In addition to PRRT2, the identified 533.9-kb deletion also included the Mendelian disease genes TBX6, KIF22, and ALDOA. These genes have been implicated in autosomal dominant spondylocostal dysostosis,30 autosomal dominant spondyloepimetaphyseal dysplasia with joint laxity,31,32 and autosomal recessive glycogen storage disease and hemolytic anemia,33 respectively. Of note, the autosomal dominant conditions associated with TBX6 and KIF22 were due to disruption of the stop codon and missense mutations, respectively, and not from gene deletions. Our patient does not have any features of hemolytic anemia or spondylocostal dysostosis. KIF22 missense mutations have been described in spondyloepimetaphyseal dysplasia patients with skeletal issues including vertebral endplate irregularities, joint laxity, scoliosis, and at risk for joint dislocation.31,32 Our patient had grade 2 spondylolisthesis, but there were no other skeletal abnormalities or joint laxity. As such, it is currently unclear if the heterozygous deletion of KIF22 in our patient contributed to his spine issue.

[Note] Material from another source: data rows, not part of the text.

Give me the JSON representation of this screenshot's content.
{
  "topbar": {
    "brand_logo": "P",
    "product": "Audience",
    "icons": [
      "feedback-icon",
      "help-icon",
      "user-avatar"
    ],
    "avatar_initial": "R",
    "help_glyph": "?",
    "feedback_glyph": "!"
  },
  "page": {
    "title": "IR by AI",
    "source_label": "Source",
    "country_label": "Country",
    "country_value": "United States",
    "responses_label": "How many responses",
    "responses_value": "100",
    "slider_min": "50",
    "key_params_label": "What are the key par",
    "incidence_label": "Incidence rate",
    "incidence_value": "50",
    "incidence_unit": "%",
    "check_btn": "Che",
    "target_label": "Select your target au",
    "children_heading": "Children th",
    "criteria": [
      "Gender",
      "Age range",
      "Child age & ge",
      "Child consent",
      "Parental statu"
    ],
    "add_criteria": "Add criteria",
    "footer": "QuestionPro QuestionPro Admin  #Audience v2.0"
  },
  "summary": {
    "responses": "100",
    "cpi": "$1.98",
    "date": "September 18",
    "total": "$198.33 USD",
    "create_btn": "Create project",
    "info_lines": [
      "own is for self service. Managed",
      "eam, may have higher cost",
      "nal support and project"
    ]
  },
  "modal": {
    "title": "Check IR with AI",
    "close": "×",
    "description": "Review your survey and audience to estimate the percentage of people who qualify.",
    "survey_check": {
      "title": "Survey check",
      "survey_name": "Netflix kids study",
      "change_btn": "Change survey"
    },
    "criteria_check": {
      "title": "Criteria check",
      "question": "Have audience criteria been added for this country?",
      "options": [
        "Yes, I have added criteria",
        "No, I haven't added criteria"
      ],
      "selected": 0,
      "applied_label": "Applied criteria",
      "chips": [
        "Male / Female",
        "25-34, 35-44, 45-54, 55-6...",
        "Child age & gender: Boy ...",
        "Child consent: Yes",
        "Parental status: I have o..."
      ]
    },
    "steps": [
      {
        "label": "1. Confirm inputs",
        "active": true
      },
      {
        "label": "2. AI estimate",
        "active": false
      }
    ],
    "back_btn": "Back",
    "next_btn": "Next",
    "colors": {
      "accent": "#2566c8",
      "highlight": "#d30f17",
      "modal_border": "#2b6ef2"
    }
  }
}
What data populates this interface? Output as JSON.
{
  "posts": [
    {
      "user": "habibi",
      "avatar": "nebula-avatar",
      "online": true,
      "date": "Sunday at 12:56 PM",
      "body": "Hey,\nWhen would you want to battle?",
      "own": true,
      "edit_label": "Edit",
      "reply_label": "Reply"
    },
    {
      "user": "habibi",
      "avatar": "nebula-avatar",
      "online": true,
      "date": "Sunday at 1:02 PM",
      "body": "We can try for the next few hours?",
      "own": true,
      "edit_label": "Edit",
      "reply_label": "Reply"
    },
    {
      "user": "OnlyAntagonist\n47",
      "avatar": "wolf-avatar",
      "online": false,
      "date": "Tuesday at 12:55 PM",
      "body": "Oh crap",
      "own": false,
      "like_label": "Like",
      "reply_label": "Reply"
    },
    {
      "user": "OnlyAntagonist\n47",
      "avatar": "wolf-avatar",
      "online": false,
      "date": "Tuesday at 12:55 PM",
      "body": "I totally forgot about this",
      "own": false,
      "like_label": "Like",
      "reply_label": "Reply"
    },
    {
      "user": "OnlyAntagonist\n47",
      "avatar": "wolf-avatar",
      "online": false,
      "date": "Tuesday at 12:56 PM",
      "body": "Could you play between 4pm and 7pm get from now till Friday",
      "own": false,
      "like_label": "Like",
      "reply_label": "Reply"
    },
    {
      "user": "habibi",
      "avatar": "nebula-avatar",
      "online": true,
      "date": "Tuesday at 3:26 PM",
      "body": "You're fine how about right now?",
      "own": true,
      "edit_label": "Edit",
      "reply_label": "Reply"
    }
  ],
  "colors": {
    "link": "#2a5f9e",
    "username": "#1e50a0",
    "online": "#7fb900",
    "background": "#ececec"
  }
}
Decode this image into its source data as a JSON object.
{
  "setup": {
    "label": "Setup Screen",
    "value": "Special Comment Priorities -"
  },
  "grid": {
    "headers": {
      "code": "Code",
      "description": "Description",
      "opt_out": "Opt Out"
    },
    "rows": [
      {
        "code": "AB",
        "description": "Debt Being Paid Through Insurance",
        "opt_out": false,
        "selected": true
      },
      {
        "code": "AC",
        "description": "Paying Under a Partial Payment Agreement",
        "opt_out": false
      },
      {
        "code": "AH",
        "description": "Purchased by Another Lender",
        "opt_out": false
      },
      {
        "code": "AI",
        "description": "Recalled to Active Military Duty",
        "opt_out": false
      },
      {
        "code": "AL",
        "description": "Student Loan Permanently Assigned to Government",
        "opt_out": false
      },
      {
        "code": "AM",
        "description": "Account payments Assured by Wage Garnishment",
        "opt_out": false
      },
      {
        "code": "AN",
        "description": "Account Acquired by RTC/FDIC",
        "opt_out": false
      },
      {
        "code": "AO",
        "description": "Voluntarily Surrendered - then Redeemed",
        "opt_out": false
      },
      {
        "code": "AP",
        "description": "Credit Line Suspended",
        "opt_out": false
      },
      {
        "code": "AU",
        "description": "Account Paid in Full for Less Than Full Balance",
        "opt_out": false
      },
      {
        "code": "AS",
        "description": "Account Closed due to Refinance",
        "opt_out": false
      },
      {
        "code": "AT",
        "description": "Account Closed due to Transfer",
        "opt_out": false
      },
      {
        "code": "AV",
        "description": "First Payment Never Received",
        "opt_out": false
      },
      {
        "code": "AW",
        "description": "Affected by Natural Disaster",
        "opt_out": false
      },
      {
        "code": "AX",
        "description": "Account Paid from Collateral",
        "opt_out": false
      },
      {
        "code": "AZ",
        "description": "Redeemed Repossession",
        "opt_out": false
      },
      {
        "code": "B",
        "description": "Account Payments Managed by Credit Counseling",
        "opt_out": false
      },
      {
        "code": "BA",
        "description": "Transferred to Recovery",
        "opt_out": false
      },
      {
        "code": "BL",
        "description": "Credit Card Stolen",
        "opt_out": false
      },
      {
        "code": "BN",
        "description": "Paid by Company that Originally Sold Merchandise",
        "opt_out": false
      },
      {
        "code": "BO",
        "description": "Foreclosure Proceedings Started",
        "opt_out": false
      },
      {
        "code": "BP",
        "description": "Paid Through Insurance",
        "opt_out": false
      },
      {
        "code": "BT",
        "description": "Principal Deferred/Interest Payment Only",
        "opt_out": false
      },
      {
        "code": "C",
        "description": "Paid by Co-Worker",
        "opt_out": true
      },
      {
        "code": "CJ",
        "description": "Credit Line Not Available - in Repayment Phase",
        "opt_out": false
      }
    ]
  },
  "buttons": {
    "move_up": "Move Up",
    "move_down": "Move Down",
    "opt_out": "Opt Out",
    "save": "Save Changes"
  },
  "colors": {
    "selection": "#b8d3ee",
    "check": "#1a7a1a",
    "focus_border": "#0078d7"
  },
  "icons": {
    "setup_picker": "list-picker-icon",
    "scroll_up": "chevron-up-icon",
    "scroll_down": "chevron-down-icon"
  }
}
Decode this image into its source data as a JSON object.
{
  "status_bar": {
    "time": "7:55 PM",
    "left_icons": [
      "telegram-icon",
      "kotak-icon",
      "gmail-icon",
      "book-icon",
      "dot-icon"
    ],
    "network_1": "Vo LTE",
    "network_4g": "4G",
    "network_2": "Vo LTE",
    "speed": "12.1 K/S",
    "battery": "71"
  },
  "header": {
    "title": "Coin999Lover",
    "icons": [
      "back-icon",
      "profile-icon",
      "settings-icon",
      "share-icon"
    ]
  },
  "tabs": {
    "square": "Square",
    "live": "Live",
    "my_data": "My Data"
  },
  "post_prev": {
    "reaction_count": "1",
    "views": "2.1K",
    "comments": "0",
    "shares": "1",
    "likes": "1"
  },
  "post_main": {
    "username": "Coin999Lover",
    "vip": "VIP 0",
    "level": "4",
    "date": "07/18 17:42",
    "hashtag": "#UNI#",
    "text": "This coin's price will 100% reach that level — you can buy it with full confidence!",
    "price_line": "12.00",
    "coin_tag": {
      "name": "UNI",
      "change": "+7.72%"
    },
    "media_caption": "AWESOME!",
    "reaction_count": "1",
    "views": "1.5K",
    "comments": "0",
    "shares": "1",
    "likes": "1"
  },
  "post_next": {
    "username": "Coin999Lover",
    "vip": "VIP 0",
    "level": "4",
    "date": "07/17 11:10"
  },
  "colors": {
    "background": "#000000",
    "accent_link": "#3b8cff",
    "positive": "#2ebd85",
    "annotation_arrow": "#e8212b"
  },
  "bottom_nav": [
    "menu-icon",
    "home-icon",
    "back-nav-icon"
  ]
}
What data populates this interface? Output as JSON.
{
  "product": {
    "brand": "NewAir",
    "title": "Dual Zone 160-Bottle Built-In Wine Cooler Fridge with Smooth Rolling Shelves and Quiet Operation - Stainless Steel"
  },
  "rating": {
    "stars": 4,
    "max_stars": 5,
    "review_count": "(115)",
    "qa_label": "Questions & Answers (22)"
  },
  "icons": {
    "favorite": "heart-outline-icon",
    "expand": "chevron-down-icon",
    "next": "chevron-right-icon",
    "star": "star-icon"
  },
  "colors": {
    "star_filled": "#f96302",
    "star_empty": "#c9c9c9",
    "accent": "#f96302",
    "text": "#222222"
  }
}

A paternally inherited 170.5-kb duplication on chromosome 21q22.11-q22.12 was also detected in the proband. This region has minimal overlap with CNVs reported among normal individuals in the Database of Genomic Variants34 and includes the Mendelian disease genes KCNE1 and KCNE2. Heterozygous missense mutations in KCNE2 and homozygous mutations in KCNE1 have been associated with long QT syndrome, and may be pathogenic. Because triplosensitivity to these genes has not been established, this variant was initially considered to be of uncertain clinical significance; however, detection of the CNV in a clinically unaffected parent suggested that the duplication was likely benign.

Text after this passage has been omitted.